At the ABE I mentioned Invest in Lapland (yes, there is really such an organisation) who campaign that ‘All Signs Point to the Artic’. Plus, Invest in Hong Kong, this year’s winner of IPA of the Year (a moniker awarded by the respected Financial Times FDI magazine), whose slogan is ‘The Best Is Yet to Come’.

Truth is capital is global, mobile and competition between locations is tough and getting tougher.

When it comes to inward investment Derby has a pretty good track record. 
Just over 100 years ago, following a some clever pitching on land and power supply, Rolls-Royce chose the city as its base, a decision that shapes our economy to this this day. Take a look at the massive investment programmes under way in their civil aerospace and nuclear facilities as evidence.

25 years ago, following a thorough and tough competitive process, Toyota chose Burnaston as its home – at that time the UK’s largest ever, foreign direct investment.

Of course, it is important to remember that, just like trade, investment is a two-way process – inward and outward. 

Take a look at international investor magazines today and you will see European cities, such as Dublin, Paris and Frankfurt, actively pitching their case as the perfect location for any post-Brexit relocations from London.

Which brings me neatly on to what must be the mother of all investment opportunities currently playing out in north America.

Last year online retail giant, Amazon, launched a competition. They asked cities to throw their hat into the ring if they wished to host Amazon’s second home, having outgrown their first HQ in Seattle. 

The opportunity is called HQ2 and I’ve never known an enquiry of this scale. 

The prize is gargantuan - 8,000,000 sq feet of office space, $5billion of development and, wait for it,  50,000 new jobs.

You can only imagine the reaction in cities up and down the US and Canada. 

No doubt each IPA would have made a high level assessment of how their location measured up against the terms of the competition – metrics such as population, talent and universities – before deciding whether or not to throw their hat in the ring.

In the end, an astonishing 238 locations submitted a bid to host HQ2. 

Things are done different in America and most offered various incentives unthinkable here in the UK (the highest ‘bid’ being $7billion from New Jersey).

For me, the most interesting bid was that of tiny Stonecrest Georgia. There, the city council offered 345 acres of its own land and, best of all, have said they will rename the city to become City of Amazon. 

Brilliant, but not brilliant enough because, in the end, the only language companies such as Amazon speak, is that of money. 

Amazon have announced the final 20 cities. 

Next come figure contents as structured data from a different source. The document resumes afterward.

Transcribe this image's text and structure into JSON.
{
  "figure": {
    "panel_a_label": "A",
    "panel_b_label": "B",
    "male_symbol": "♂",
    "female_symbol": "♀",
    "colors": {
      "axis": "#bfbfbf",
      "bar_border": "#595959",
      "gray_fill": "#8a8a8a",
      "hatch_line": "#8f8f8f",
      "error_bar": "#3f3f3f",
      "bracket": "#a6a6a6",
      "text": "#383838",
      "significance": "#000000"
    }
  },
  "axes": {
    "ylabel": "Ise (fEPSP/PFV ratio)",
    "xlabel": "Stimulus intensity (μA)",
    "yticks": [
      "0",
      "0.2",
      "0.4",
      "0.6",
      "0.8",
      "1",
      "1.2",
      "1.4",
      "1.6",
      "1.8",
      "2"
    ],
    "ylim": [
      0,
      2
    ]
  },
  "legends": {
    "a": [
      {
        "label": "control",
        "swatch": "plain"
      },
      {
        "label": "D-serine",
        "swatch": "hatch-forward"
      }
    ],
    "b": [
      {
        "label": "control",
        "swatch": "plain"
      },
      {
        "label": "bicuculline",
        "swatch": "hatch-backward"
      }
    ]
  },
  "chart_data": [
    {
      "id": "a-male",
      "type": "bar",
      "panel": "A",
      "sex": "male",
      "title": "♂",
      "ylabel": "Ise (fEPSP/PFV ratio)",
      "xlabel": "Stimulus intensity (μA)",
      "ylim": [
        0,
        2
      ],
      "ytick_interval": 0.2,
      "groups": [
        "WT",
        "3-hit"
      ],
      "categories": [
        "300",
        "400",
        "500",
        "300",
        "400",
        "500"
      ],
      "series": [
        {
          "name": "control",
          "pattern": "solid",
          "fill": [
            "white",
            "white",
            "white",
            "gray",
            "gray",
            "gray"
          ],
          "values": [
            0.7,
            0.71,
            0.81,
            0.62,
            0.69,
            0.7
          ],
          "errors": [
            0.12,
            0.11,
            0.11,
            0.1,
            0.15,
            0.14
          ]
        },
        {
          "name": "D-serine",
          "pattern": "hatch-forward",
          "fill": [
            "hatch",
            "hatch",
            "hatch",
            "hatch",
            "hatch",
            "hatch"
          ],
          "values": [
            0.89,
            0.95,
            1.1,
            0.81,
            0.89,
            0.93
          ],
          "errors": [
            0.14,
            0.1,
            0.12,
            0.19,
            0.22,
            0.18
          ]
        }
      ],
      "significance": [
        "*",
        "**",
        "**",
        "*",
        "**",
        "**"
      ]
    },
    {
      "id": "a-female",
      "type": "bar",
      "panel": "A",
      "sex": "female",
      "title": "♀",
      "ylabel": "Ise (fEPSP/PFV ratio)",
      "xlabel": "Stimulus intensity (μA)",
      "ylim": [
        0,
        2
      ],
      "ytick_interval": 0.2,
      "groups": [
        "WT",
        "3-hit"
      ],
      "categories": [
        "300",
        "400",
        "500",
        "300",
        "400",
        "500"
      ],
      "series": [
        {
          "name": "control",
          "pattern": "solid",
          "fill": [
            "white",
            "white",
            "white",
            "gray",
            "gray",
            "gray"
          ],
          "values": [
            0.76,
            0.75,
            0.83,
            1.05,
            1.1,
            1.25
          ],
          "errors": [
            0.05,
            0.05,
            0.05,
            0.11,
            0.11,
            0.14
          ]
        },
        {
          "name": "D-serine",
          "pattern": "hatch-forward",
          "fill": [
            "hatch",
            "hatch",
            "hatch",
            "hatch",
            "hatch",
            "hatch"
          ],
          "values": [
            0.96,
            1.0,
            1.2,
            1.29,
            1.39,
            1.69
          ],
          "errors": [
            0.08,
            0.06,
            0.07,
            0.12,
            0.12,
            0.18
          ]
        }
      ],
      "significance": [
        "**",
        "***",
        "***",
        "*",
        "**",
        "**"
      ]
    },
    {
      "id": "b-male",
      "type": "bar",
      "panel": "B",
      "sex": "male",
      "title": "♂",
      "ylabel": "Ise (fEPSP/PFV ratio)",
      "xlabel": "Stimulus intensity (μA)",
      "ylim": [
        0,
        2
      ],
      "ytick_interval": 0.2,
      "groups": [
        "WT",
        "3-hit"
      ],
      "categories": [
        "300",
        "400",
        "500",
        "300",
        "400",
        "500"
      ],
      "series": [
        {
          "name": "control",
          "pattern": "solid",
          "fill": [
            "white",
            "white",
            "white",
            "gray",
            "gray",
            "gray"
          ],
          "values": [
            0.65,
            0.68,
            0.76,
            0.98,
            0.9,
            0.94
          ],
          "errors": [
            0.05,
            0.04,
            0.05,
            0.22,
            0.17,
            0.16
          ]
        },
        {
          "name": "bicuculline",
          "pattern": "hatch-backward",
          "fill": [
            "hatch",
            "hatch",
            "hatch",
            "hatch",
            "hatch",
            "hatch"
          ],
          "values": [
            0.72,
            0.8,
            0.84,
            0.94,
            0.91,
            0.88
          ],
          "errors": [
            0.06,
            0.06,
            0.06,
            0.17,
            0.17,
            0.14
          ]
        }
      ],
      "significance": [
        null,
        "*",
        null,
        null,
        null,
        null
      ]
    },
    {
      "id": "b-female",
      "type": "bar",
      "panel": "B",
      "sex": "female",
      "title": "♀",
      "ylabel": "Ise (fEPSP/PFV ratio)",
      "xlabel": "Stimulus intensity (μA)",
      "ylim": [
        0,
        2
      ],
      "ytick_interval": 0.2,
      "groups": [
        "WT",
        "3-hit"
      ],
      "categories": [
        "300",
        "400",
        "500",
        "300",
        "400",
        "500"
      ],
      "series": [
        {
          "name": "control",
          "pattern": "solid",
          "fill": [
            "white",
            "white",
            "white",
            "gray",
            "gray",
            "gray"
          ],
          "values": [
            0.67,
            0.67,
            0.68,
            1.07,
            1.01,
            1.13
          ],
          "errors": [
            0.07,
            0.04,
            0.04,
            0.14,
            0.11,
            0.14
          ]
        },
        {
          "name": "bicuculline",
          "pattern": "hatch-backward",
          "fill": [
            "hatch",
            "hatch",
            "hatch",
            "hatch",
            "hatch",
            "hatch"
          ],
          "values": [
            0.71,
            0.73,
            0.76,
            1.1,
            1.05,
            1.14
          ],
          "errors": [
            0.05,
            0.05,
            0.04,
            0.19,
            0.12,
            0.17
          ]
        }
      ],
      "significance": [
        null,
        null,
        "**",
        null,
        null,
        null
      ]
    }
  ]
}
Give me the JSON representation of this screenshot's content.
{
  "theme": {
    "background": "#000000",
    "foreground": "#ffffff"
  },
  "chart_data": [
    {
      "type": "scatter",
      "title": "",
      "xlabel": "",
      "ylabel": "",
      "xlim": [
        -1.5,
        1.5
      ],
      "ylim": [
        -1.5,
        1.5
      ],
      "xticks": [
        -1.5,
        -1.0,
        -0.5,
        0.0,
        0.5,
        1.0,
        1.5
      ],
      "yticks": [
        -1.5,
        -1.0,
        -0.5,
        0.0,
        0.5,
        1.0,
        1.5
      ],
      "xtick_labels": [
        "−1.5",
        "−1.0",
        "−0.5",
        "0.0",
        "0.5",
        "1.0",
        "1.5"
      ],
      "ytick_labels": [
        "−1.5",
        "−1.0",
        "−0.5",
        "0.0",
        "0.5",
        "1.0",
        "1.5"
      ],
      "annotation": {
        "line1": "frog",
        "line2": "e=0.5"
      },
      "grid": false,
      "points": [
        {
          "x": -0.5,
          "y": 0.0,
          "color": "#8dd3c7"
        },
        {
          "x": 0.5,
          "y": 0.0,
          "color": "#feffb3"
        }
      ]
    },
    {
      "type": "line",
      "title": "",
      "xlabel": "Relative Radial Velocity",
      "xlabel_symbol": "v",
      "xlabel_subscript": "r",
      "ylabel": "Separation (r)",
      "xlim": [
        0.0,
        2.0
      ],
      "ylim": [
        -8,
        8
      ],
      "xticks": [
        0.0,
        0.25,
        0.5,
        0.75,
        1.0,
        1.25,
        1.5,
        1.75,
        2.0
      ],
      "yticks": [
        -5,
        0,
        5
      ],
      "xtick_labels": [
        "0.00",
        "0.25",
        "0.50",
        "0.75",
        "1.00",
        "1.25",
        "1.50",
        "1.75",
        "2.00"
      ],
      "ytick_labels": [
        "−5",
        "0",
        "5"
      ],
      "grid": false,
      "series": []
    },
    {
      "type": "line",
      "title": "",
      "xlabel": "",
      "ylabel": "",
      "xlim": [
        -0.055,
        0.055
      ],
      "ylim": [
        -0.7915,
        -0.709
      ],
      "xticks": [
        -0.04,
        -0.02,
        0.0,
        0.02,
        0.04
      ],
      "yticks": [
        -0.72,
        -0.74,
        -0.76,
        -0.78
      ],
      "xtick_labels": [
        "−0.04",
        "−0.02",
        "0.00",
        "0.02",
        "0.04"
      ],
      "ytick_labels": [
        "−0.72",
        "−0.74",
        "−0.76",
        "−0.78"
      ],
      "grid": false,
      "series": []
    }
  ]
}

In there are the usual suspects (LA, Boston, New York, New Jersey and many locations around Washington DC) as well as a few interesting, up and coming cities, such as Denver and Austin, Texas. 

Big losers include Detroit and Houston both of whom have described their loss as a wake-up call.

Finally, it is with regret that I need to report that Amazon didn’t bite, 

Heroic Stonecrest didn’t make the cut and so will remain known as the city of Stonecrest…that is of course until the next IPA mega-bid. 

Having outgrown Cupertino California, Apple have already launched a HQ2 search of their own. What price city of Apple?